Expression of cFLIPL Determines the Basal Interaction of Bcl-2 With Beclin-1 and Regulates p53 Dependent Ubiquitination of Beclin-1 During Autophagic Stress.

Autophagy and apoptosis are two different physiological processes, which is required for the maintenance of cellular homeostasis. The apoptosis associated proteins such as Bcl-2 and p53 have a close association with autophagic proteins HMGB1 and Beclin-1 to modulate autophagic signaling. We demonstrate here the involvement of anti-apoptotic protein cFLIPL in the regulation of autophagy during cellular stress. We found that ectopic expression of cFLIPL decreases the sensitivity of HEK 293T cells against rapamycin and H2 O2 induced autophagic stress. Notably, the selective knockdown of cFLIPL augments autophagic stress in the cells accompanied with JNK1 activation and p53 dependent ubiquitination of Beclin-1. However, re-expression of cFLIPL in cFLIP knockdown cells restores autophagic equilibrium collectively with reversible effects on JNK1 and Beclin-1 integrity.
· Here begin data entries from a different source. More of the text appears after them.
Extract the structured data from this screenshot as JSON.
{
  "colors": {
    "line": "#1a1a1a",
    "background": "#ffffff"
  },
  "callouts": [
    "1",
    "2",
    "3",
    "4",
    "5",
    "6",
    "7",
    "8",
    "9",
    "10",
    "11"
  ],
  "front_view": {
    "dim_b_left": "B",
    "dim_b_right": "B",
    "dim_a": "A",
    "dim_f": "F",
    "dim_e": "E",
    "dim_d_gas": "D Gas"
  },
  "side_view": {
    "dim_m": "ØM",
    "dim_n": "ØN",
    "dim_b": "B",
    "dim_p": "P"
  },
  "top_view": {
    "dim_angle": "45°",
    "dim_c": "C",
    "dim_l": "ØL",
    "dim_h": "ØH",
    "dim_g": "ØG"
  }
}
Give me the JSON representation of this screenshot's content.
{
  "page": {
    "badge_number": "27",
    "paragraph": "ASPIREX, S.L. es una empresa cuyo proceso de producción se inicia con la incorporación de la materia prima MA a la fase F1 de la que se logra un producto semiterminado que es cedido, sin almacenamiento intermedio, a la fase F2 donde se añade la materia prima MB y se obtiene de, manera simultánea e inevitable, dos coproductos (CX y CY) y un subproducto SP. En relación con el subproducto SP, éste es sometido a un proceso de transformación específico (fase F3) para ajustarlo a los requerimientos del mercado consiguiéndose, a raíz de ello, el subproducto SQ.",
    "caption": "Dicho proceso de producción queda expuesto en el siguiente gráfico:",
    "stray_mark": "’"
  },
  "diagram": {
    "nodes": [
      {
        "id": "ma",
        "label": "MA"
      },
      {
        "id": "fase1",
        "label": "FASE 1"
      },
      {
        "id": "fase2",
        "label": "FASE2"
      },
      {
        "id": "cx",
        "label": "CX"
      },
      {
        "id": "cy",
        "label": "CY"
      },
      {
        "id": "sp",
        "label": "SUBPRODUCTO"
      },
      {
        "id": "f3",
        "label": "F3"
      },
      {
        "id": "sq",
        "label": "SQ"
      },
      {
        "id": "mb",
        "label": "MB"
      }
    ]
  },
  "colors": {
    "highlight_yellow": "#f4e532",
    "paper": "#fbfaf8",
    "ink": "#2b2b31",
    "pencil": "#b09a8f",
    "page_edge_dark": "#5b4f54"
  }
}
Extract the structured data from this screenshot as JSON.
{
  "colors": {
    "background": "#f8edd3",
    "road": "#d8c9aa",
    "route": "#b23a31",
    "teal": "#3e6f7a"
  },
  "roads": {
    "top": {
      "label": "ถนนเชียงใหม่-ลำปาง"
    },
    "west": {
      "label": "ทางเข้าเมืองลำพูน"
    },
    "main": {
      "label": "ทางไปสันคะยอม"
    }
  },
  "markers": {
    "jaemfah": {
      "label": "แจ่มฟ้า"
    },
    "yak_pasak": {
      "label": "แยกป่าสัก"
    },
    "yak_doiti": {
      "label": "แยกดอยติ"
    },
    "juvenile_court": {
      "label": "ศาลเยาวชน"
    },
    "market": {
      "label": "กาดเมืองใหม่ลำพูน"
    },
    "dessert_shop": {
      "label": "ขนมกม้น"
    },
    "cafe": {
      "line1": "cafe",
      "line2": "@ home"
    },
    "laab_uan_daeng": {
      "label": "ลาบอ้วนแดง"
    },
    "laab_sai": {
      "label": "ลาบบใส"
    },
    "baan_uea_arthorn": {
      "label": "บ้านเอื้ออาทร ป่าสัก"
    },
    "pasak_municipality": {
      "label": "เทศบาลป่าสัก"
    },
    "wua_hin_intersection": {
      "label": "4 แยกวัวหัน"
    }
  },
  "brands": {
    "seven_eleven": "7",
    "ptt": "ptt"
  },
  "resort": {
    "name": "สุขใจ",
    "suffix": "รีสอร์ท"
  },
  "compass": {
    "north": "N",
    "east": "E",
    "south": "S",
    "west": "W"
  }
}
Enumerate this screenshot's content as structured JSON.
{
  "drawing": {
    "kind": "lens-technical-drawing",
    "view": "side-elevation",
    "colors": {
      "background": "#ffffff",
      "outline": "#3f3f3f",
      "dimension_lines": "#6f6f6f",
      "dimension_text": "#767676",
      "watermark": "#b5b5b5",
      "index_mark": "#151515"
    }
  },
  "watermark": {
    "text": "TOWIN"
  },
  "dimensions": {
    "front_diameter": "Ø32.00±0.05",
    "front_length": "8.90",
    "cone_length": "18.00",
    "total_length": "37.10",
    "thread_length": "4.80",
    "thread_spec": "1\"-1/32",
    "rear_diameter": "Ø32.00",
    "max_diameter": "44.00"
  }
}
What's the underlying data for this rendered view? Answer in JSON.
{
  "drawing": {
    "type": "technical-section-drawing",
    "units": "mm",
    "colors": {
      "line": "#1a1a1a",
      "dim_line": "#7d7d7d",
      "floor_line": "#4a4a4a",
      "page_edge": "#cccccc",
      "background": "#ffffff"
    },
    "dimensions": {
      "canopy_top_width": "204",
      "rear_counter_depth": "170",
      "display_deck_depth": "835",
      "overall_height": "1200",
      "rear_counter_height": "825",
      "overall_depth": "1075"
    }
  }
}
The co-immunoprecipitation analysis suggests that cFLIPL is essential to maintain the canonical interaction of Bcl-2 with Beclin-1 to regulate autophagic stress and cell death. Altogether, our findings suggest that expression of cFLIPL regulates the basal interaction of Bcl-2 with Beclin-1 and substantiates p53 dependent ubiquitination of Beclin-1 during autophagic stress to determine the fate of cell death or survival. J. Cell. Biochem. 117: 1757-1768, 2016. © 2015 Wiley Periodicals, Inc.